Comparison between aqueous and non-aqueous solvent evaporation methods for microencapsulation of drug–resin complexes

Abstract

Terbutaline-loaded ion-exchange resins were entrapped within cellulose acetate butyrate (CAB) microcapsules using either an aqueous (O/W) or a non-aqueous (O/O) solvent evaporation method. Scanning electron micrographs of the cross-sections of microcapsules prepared by both techniques revealed that the degree of multinucleation was dependent on the polymer concentration. A low polymer concentration led to a typical mononucleated reservoir structure whereas more multicore microcapsules were formed at high polymer concentrations. These differences on the inner structure affected the in vitro terbutaline release profiles. Terbutaline released very rapidly from the mononucleated microcapsules, however its release was controlled from the multinucleated systems. In addition, terbutaline release was influenced by the microencapsulation method. Using the higher CAB concentrations, the O/O technique produced microcapsules which adequately controlled the release of terbutaline; in contrast, microcapsules obtained by the O/W method showed a biphasic behaviour, with an initial burst effect followed by stabilization of the drug release, which became finally incomplete.

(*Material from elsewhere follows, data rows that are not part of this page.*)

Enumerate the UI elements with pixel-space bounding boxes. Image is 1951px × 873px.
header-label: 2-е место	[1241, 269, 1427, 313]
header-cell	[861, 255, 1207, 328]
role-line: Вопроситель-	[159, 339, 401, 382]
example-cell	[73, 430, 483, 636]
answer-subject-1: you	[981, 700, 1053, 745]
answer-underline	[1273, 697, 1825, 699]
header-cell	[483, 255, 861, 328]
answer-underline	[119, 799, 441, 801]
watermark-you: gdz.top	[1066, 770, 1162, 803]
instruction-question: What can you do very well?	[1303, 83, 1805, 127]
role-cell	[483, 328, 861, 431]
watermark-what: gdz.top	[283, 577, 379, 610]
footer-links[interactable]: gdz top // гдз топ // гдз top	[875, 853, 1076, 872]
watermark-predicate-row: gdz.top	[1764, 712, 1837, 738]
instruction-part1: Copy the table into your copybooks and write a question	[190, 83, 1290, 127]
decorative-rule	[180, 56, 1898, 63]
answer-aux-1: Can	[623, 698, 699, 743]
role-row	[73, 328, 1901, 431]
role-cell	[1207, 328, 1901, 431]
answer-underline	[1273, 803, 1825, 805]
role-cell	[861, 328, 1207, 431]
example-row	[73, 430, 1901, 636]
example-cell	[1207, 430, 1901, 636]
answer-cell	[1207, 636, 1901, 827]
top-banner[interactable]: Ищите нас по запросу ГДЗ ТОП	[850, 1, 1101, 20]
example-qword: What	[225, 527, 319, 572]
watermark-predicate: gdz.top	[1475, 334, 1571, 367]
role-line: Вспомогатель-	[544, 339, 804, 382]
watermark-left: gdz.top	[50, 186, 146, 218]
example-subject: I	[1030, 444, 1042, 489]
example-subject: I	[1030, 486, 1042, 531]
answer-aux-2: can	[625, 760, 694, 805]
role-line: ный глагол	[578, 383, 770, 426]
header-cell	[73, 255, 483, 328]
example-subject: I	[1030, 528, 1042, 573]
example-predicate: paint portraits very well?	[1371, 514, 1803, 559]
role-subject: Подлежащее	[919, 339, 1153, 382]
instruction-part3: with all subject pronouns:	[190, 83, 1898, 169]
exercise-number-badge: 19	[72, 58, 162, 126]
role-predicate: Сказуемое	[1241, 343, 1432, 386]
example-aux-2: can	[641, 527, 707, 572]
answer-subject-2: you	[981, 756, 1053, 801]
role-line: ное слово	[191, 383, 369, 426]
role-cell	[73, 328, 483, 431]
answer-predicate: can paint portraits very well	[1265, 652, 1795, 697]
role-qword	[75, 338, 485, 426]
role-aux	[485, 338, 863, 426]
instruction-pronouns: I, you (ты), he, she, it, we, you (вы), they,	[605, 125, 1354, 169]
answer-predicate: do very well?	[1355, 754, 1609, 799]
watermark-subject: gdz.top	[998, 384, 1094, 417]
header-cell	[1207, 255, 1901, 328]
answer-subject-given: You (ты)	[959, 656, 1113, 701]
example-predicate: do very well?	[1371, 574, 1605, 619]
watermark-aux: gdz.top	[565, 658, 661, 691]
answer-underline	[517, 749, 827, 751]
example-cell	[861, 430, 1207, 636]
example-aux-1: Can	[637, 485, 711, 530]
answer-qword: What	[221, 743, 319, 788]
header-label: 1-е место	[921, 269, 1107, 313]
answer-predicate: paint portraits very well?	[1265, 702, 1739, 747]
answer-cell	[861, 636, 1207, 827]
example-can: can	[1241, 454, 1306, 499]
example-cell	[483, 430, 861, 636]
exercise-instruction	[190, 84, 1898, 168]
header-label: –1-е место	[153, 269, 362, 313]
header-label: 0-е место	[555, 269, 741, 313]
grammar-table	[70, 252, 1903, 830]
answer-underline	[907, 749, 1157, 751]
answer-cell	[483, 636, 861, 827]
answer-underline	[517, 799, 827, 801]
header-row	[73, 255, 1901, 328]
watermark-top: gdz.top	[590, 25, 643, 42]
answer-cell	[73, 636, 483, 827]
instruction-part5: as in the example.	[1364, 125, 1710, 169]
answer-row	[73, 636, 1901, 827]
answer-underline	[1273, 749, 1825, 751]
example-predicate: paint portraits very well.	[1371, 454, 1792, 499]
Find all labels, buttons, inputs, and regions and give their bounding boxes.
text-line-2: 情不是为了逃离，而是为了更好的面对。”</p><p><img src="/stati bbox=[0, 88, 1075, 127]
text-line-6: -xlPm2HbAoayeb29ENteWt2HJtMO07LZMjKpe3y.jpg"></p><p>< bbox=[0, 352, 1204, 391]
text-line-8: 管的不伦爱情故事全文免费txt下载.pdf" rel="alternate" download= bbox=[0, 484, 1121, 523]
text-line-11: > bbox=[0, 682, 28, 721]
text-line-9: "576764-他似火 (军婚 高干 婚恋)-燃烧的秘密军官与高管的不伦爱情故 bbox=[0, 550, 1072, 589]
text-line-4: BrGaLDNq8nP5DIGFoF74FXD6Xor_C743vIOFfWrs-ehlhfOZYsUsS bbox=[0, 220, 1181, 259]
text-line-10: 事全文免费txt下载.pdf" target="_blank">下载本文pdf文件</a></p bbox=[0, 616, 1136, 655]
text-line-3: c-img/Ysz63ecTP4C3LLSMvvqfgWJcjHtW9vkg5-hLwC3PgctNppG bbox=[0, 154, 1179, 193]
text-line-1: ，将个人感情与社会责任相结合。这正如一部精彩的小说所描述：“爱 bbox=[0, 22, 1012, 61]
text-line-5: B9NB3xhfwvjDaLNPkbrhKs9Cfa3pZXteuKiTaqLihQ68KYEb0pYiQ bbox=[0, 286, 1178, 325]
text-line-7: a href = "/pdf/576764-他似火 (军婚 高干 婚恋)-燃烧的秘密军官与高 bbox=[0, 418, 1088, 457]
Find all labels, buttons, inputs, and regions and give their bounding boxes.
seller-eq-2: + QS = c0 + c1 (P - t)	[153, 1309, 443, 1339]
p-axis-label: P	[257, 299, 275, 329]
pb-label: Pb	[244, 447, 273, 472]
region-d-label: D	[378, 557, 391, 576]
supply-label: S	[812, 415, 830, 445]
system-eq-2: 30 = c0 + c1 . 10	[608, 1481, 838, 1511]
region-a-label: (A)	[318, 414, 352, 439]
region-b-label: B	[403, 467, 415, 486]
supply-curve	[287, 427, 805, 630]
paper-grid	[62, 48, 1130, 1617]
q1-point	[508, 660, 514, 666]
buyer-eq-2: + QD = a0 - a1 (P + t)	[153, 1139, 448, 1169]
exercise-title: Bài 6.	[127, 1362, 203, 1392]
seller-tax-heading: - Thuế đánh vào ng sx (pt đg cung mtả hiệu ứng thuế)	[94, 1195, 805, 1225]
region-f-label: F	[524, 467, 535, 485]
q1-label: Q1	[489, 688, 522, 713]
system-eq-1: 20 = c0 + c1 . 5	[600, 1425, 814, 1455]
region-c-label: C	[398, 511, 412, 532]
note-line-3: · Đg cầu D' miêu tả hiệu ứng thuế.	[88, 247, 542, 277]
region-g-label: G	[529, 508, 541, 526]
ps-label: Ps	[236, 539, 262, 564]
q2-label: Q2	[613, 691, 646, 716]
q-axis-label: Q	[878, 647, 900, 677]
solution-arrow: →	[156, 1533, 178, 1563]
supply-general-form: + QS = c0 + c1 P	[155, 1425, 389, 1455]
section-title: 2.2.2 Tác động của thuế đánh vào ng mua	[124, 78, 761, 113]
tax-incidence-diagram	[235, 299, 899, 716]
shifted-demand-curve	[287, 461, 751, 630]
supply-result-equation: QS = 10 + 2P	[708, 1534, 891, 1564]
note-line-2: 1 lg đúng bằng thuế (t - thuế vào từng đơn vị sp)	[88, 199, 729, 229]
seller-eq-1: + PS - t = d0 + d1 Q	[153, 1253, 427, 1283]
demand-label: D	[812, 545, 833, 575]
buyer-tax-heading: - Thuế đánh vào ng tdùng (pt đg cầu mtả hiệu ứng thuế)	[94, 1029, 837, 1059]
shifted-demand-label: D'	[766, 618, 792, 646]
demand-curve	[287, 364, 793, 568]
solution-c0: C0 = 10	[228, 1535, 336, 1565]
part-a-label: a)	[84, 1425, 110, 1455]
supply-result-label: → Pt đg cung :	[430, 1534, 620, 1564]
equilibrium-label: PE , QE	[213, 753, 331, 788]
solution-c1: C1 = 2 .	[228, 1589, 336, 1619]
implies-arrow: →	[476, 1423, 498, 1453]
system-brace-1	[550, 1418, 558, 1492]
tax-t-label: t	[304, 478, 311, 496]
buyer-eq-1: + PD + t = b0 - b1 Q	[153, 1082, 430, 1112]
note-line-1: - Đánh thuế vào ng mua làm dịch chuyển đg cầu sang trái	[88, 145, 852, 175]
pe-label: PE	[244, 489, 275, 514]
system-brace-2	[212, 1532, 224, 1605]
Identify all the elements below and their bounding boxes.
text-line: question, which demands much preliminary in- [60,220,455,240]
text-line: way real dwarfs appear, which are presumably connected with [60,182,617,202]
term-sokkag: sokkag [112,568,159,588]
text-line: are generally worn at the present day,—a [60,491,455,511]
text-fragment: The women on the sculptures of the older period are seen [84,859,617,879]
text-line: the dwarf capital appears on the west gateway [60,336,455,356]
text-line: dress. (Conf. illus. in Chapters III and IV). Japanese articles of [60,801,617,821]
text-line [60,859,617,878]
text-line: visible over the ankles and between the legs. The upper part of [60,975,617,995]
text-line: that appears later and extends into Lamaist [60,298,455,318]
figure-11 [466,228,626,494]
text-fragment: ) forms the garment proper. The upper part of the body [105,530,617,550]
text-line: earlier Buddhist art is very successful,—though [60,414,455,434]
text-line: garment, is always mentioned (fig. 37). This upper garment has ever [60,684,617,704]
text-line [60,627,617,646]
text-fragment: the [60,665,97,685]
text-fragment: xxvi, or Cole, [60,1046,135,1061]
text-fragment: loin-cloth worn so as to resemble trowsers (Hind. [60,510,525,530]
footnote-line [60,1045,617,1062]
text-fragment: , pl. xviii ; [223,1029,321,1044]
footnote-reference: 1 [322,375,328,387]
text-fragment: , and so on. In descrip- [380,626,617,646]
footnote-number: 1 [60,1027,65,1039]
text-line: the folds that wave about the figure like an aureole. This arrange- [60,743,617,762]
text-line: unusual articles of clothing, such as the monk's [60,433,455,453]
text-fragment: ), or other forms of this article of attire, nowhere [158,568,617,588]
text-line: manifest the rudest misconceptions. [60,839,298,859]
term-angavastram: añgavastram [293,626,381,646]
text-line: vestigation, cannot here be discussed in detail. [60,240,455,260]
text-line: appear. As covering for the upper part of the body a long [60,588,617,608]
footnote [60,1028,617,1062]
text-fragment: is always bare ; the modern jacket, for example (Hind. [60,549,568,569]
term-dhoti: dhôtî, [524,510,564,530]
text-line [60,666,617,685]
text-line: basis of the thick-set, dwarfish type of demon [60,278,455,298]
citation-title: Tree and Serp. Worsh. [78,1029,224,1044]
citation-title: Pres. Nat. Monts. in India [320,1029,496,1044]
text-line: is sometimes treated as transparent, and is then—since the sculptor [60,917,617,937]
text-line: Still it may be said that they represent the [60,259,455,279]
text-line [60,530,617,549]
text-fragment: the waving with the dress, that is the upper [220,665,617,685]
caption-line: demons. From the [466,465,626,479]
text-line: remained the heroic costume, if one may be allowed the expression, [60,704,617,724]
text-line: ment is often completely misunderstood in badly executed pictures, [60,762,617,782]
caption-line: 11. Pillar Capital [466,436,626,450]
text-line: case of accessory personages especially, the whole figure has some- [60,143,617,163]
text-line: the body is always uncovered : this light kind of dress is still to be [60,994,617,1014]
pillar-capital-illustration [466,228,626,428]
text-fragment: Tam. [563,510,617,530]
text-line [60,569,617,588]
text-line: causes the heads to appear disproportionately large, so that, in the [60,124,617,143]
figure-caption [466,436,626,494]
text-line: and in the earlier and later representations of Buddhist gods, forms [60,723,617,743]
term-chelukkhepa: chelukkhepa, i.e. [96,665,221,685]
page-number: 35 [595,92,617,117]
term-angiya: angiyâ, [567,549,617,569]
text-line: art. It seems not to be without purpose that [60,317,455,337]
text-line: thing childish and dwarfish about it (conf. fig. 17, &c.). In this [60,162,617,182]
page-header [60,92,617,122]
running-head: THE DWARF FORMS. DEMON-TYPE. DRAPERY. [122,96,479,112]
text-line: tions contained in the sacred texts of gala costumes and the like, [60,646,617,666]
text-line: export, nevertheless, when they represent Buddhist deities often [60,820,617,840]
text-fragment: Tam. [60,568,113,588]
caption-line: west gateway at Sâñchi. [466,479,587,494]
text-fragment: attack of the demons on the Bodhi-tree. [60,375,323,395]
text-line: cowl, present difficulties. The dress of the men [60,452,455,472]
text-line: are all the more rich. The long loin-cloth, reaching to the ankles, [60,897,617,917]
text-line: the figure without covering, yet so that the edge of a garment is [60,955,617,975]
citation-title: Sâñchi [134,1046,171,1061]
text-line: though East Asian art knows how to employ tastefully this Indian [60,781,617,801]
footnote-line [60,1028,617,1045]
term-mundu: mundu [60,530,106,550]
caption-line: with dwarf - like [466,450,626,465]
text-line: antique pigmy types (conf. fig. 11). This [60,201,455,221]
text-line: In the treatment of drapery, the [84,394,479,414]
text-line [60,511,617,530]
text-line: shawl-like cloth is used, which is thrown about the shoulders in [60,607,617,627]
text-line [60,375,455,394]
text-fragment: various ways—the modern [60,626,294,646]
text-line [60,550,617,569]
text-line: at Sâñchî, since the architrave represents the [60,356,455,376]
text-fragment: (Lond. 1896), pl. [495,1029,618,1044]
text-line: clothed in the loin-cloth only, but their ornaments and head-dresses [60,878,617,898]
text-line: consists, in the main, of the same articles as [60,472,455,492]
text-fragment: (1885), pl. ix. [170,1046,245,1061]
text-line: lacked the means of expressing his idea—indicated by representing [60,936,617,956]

With the aim of elucidating the main causes which were responsible for the differences in drug release, CAB films were obtained by casting the polymeric solutions prepared with the solvents used in each encapsulation procedure, acetone and methylene chloride for O/O and O/W methods, respectively. Thermal properties of the polymer in films and microcapsules were compared, and terbutaline diffusion studies through the films were performed. Results revealed that the polymer solvent was a key factor that determined the structure of the polymer wall formed, and thereby the in vitro release properties of the polymer films. After an initial rapid permeation step in both films, the CAB film cast from acetone allowed a faster permeation of terbutaline by diffusion through the pores, whereas the diffusion through the polymer chains was probably the only possible mechanism of drug release in the dense film formed from methylene chloride polymer solutions, this process being extremely slow for terbutaline.